Having apparently taken one look at the nation’s increasingly obese children and let out a long, sad sigh of impotent culpability, McDonald’s is now aiming to trim the flab from kids’ minds. Realising that it’ll never convince those impish tubs of lard to swap a cheeseburger made from Chinese newspapers and some cow for a nice salad (unless it comes with that dressing that takes its calorie count higher than that of a Big Mac), the fast food giant has given the table of the past a cursory wipe with a napkin, decided ‘eh, it’ll do’ and introduced a new attempt to improve the lives of children, one that isn’t attempting to atone for the company’s own sins or anything: starting this week, it’s giving away copies of Michael Morpurgo’s Mudpuddle Farm series free with every Happy Meal. Presumably Burger King got the rights to the War Horse with flamethrower attachment.

The National Literacy Trust has given the move its full support, saying it will encourage more families to read together, and perhaps go some way toward lessening the number of children in the UK whose homes do not contain a single book – as many as one in three, nearly four million children, according to recent Trust figures. McDonald’s itself claims eight out of ten UK families visit its outlets across the country. It seems safe to assume that a Venn diagram of the two sets of statistics would see a fair amount of overlap. The kids are eating there regardless – might as well chuck a book at them and see if it sticks.

Of course, there have already been grumblings – largely from the Guardian comment boards, so take from that what you will – about the more sinister undertones of a company with a frankly horrendous record on animal and environmental welfare distributing books that paint an altogether more bucolic picture of farm life to its youngest, most impressionable clients. There is also the less than reassuring news that the public face of the campaign is Jeff Brazier, who can absolutely spell ‘library’, just see if he can’t.

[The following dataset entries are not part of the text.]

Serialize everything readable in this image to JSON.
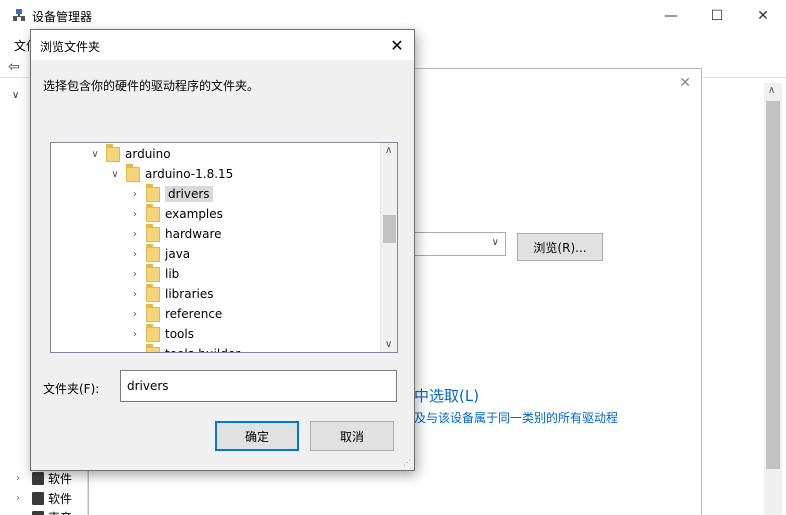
{
  "main_window": {
    "title": "设备管理器",
    "menu_first": "文件",
    "controls": {
      "minimize": "—",
      "maximize": "☐",
      "close": "✕"
    },
    "tree": {
      "rows": [
        {
          "label": "软件"
        },
        {
          "label": "软件"
        },
        {
          "label": "声音"
        }
      ]
    }
  },
  "wizard": {
    "browse_button": "浏览(R)...",
    "pick_link": "中选取(L)",
    "pick_desc": "及与该设备属于同一类别的所有驱动程"
  },
  "dialog": {
    "title": "浏览文件夹",
    "prompt": "选择包含你的硬件的驱动程序的文件夹。",
    "tree": [
      {
        "label": "arduino",
        "twisty": "expanded",
        "depth": 0
      },
      {
        "label": "arduino-1.8.15",
        "twisty": "expanded",
        "depth": 1
      },
      {
        "label": "drivers",
        "twisty": "collapsed",
        "depth": 2,
        "selected": true
      },
      {
        "label": "examples",
        "twisty": "collapsed",
        "depth": 2
      },
      {
        "label": "hardware",
        "twisty": "collapsed",
        "depth": 2
      },
      {
        "label": "java",
        "twisty": "collapsed",
        "depth": 2
      },
      {
        "label": "lib",
        "twisty": "collapsed",
        "depth": 2
      },
      {
        "label": "libraries",
        "twisty": "collapsed",
        "depth": 2
      },
      {
        "label": "reference",
        "twisty": "collapsed",
        "depth": 2
      },
      {
        "label": "tools",
        "twisty": "collapsed",
        "depth": 2
      },
      {
        "label": "tools-builder",
        "twisty": "collapsed",
        "depth": 2
      }
    ],
    "folder_label": "文件夹(F):",
    "folder_value": "drivers",
    "ok_label": "确定",
    "cancel_label": "取消"
  },
  "colors": {
    "accent": "#0078d7",
    "link": "#0066cc",
    "folder": "#f6d57a"
  }
}
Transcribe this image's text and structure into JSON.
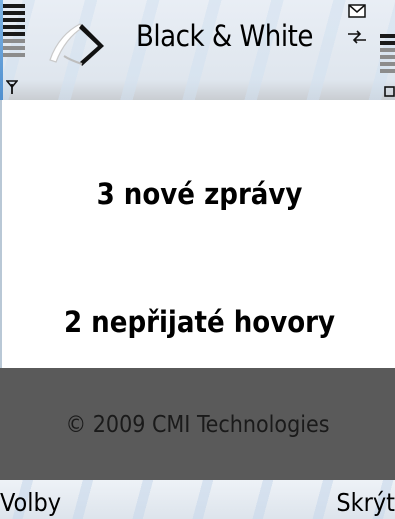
{
  "titlebar": {
    "title": "Black & White",
    "icons": [
      "signal-strength-icon",
      "antenna-icon",
      "app-logo",
      "new-message-icon",
      "data-transfer-icon",
      "battery-icon",
      "keypad-lock-icon"
    ]
  },
  "notifications": {
    "messages": "3 nové zprávy",
    "missed_calls": "2 nepřijaté hovory"
  },
  "footer": {
    "copyright": "© 2009 CMI Technologies"
  },
  "softkeys": {
    "left": "Volby",
    "right": "Skrýt"
  },
  "colors": {
    "background": "#ffffff",
    "footer_band": "#5a5a5a",
    "accent_blue": "#4f8fcf"
  }
}
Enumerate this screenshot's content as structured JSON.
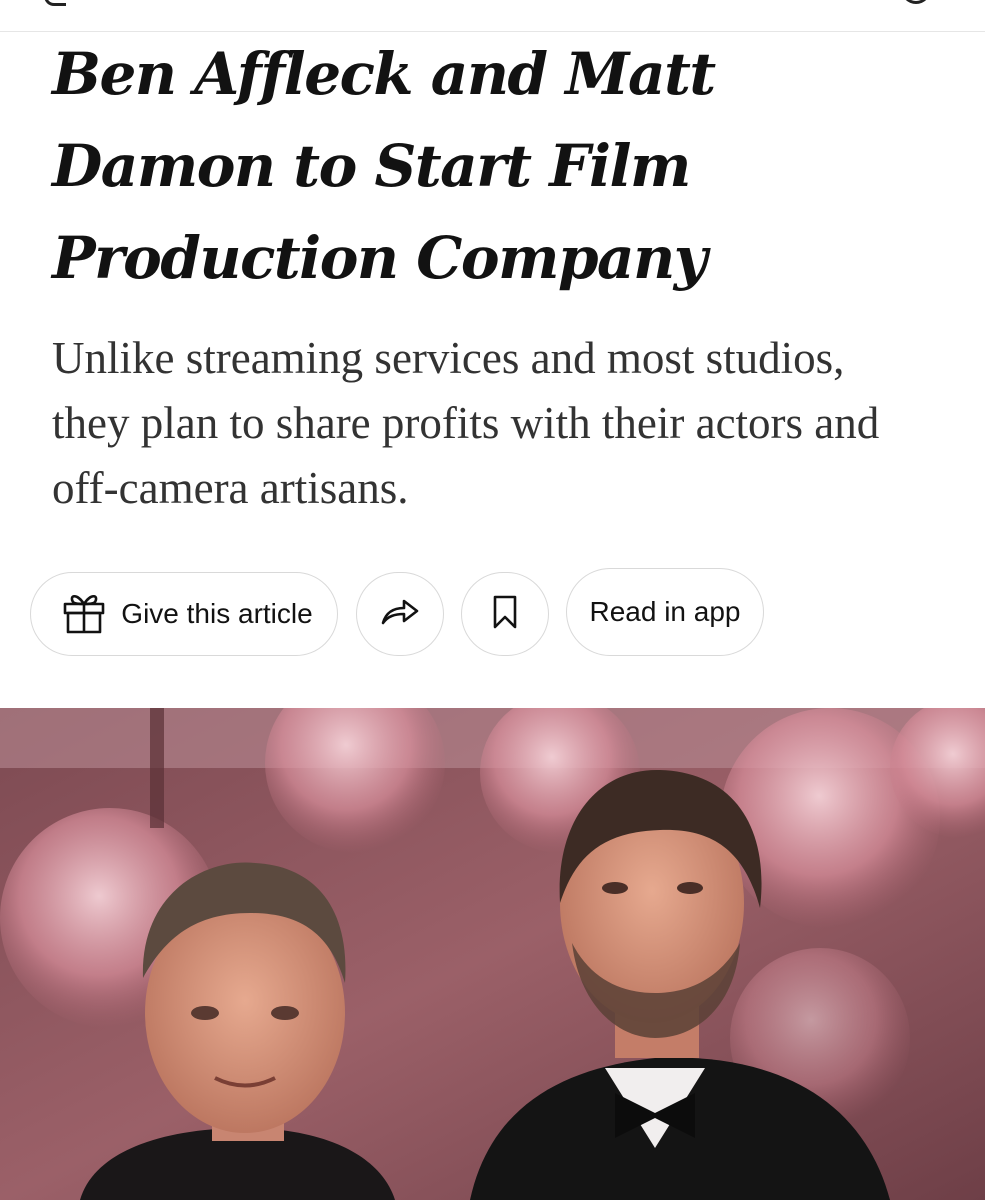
{
  "article": {
    "headline": "Ben Affleck and Matt Damon to Start Film Production Company",
    "summary": "Unlike streaming services and most studios, they plan to share profits with their actors and off-camera artisans."
  },
  "actions": {
    "gift_label": "Give this article",
    "read_in_app_label": "Read in app",
    "icons": {
      "gift": "gift-icon",
      "share": "share-arrow-icon",
      "save": "bookmark-icon"
    }
  },
  "colors": {
    "text": "#121212",
    "summary_text": "#333333",
    "pill_border": "#d9d9d9"
  }
}
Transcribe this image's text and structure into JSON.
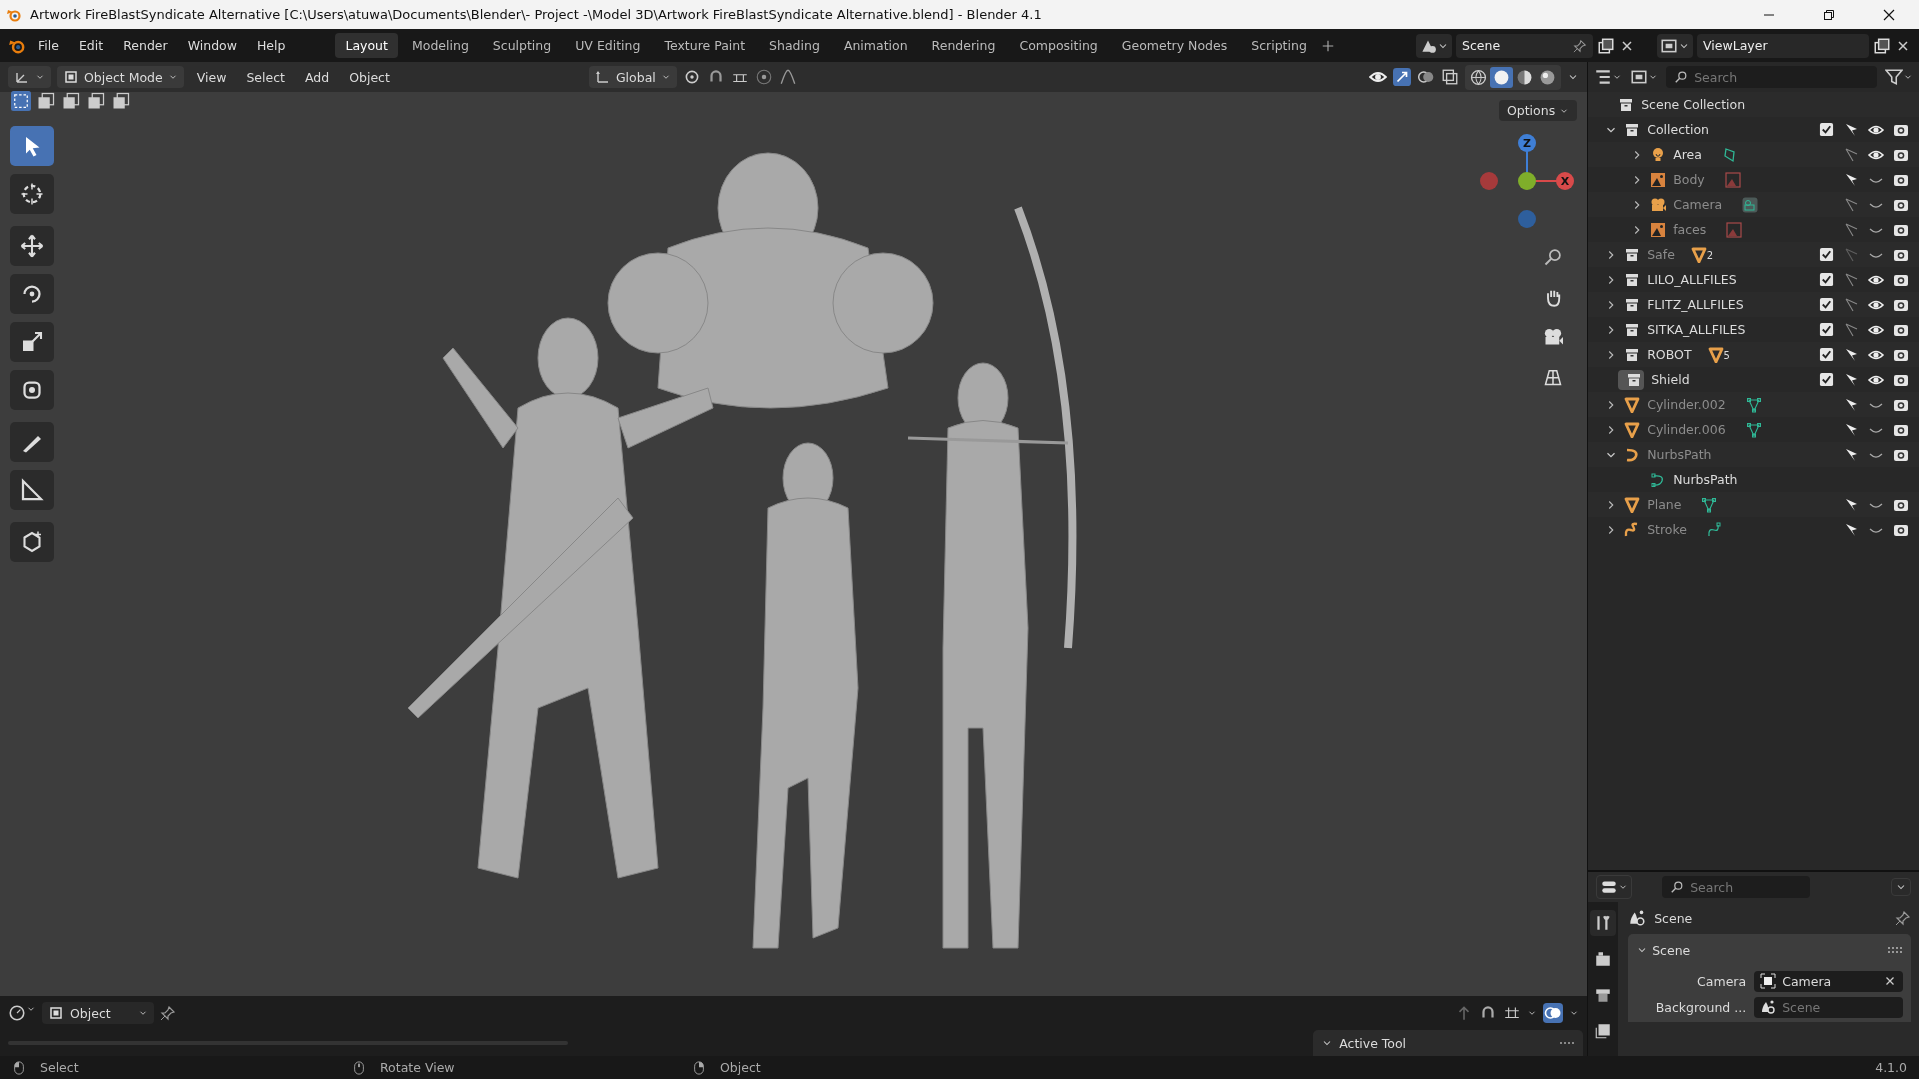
{
  "window": {
    "title": "Artwork FireBlastSyndicate Alternative [C:\\Users\\atuwa\\Documents\\Blender\\- Project -\\Model 3D\\Artwork FireBlastSyndicate Alternative.blend] - Blender 4.1"
  },
  "menu": [
    "File",
    "Edit",
    "Render",
    "Window",
    "Help"
  ],
  "workspaces": [
    {
      "label": "Layout",
      "selected": true
    },
    {
      "label": "Modeling",
      "selected": false
    },
    {
      "label": "Sculpting",
      "selected": false
    },
    {
      "label": "UV Editing",
      "selected": false
    },
    {
      "label": "Texture Paint",
      "selected": false
    },
    {
      "label": "Shading",
      "selected": false
    },
    {
      "label": "Animation",
      "selected": false
    },
    {
      "label": "Rendering",
      "selected": false
    },
    {
      "label": "Compositing",
      "selected": false
    },
    {
      "label": "Geometry Nodes",
      "selected": false
    },
    {
      "label": "Scripting",
      "selected": false
    }
  ],
  "scene_field": {
    "value": "Scene"
  },
  "view_layer_field": {
    "value": "ViewLayer"
  },
  "viewport_header": {
    "mode": "Object Mode",
    "menus": [
      "View",
      "Select",
      "Add",
      "Object"
    ],
    "orientation": "Global",
    "shading": [
      {
        "selected": false
      },
      {
        "selected": true
      },
      {
        "selected": false
      },
      {
        "selected": false
      }
    ]
  },
  "viewport": {
    "options": "Options",
    "axes": [
      "Z",
      "X"
    ]
  },
  "outliner": {
    "search_placeholder": "Search",
    "root": "Scene Collection",
    "items": [
      {
        "name": "Collection",
        "kind": "collection",
        "expanded": true,
        "empty": false,
        "checked": true,
        "selectable": true,
        "visible": true,
        "dimmed": false,
        "children": [
          {
            "name": "Area",
            "kind": "light",
            "expanded": false,
            "empty": false,
            "selectable": false,
            "visible": true,
            "dimmed": false
          },
          {
            "name": "Body",
            "kind": "image",
            "expanded": false,
            "empty": false,
            "selectable": true,
            "visible": false,
            "dimmed": true
          },
          {
            "name": "Camera",
            "kind": "camera",
            "expanded": false,
            "empty": false,
            "selectable": false,
            "visible": false,
            "dimmed": true
          },
          {
            "name": "faces",
            "kind": "image",
            "expanded": false,
            "empty": false,
            "selectable": false,
            "visible": false,
            "dimmed": true
          }
        ]
      },
      {
        "name": "Safe",
        "kind": "collection",
        "expanded": false,
        "empty": false,
        "checked": true,
        "selectable": false,
        "visible": false,
        "dimmed": true,
        "badge": "2"
      },
      {
        "name": "LILO_ALLFILES",
        "kind": "collection",
        "expanded": false,
        "empty": false,
        "checked": true,
        "selectable": false,
        "visible": true,
        "dimmed": false
      },
      {
        "name": "FLITZ_ALLFILES",
        "kind": "collection",
        "expanded": false,
        "empty": false,
        "checked": true,
        "selectable": false,
        "visible": true,
        "dimmed": false
      },
      {
        "name": "SITKA_ALLFILES",
        "kind": "collection",
        "expanded": false,
        "empty": false,
        "checked": true,
        "selectable": false,
        "visible": true,
        "dimmed": false
      },
      {
        "name": "ROBOT",
        "kind": "collection",
        "expanded": false,
        "empty": false,
        "checked": true,
        "selectable": true,
        "visible": true,
        "dimmed": false,
        "badge": "5"
      },
      {
        "name": "Shield",
        "kind": "collection",
        "expanded": false,
        "empty": true,
        "checked": true,
        "selectable": true,
        "visible": true,
        "dimmed": false
      },
      {
        "name": "Cylinder.002",
        "kind": "mesh",
        "expanded": false,
        "empty": false,
        "selectable": true,
        "visible": false,
        "dimmed": true
      },
      {
        "name": "Cylinder.006",
        "kind": "mesh",
        "expanded": false,
        "empty": false,
        "selectable": true,
        "visible": false,
        "dimmed": true
      },
      {
        "name": "NurbsPath",
        "kind": "curve",
        "expanded": true,
        "empty": false,
        "selectable": true,
        "visible": false,
        "dimmed": true,
        "children": [
          {
            "name": "NurbsPath",
            "kind": "curvedata",
            "expanded": false,
            "empty": true,
            "dimmed": false
          }
        ]
      },
      {
        "name": "Plane",
        "kind": "mesh",
        "expanded": false,
        "empty": false,
        "selectable": true,
        "visible": false,
        "dimmed": true
      },
      {
        "name": "Stroke",
        "kind": "stroke",
        "expanded": false,
        "empty": false,
        "selectable": true,
        "visible": false,
        "dimmed": true
      }
    ]
  },
  "properties": {
    "search_placeholder": "Search",
    "context": "Scene",
    "panel": {
      "title": "Scene",
      "expanded": true,
      "fields": [
        {
          "label": "Camera",
          "value": "Camera"
        },
        {
          "label": "Background ...",
          "placeholder": "Scene"
        }
      ]
    }
  },
  "timeline_header": {
    "mode": "Object"
  },
  "active_tool_panel": {
    "title": "Active Tool",
    "expanded": true
  },
  "status_bar": {
    "hints": [
      "Select",
      "Rotate View",
      "Object"
    ],
    "version": "4.1.0"
  }
}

But honestly, this is one case where the old author’s rubric of  ‘if I can just reach one kid…’ could actually apply to kids who don’t find themselves in libraries or bookshops on anything like a regular basis. If McDonald’s really, truly, sincerely wants to make a lasting difference, it’ll have to do this kind of thing for longer than the four weeks it’s giving away Morpurgo novels. For now, though, it’s a start.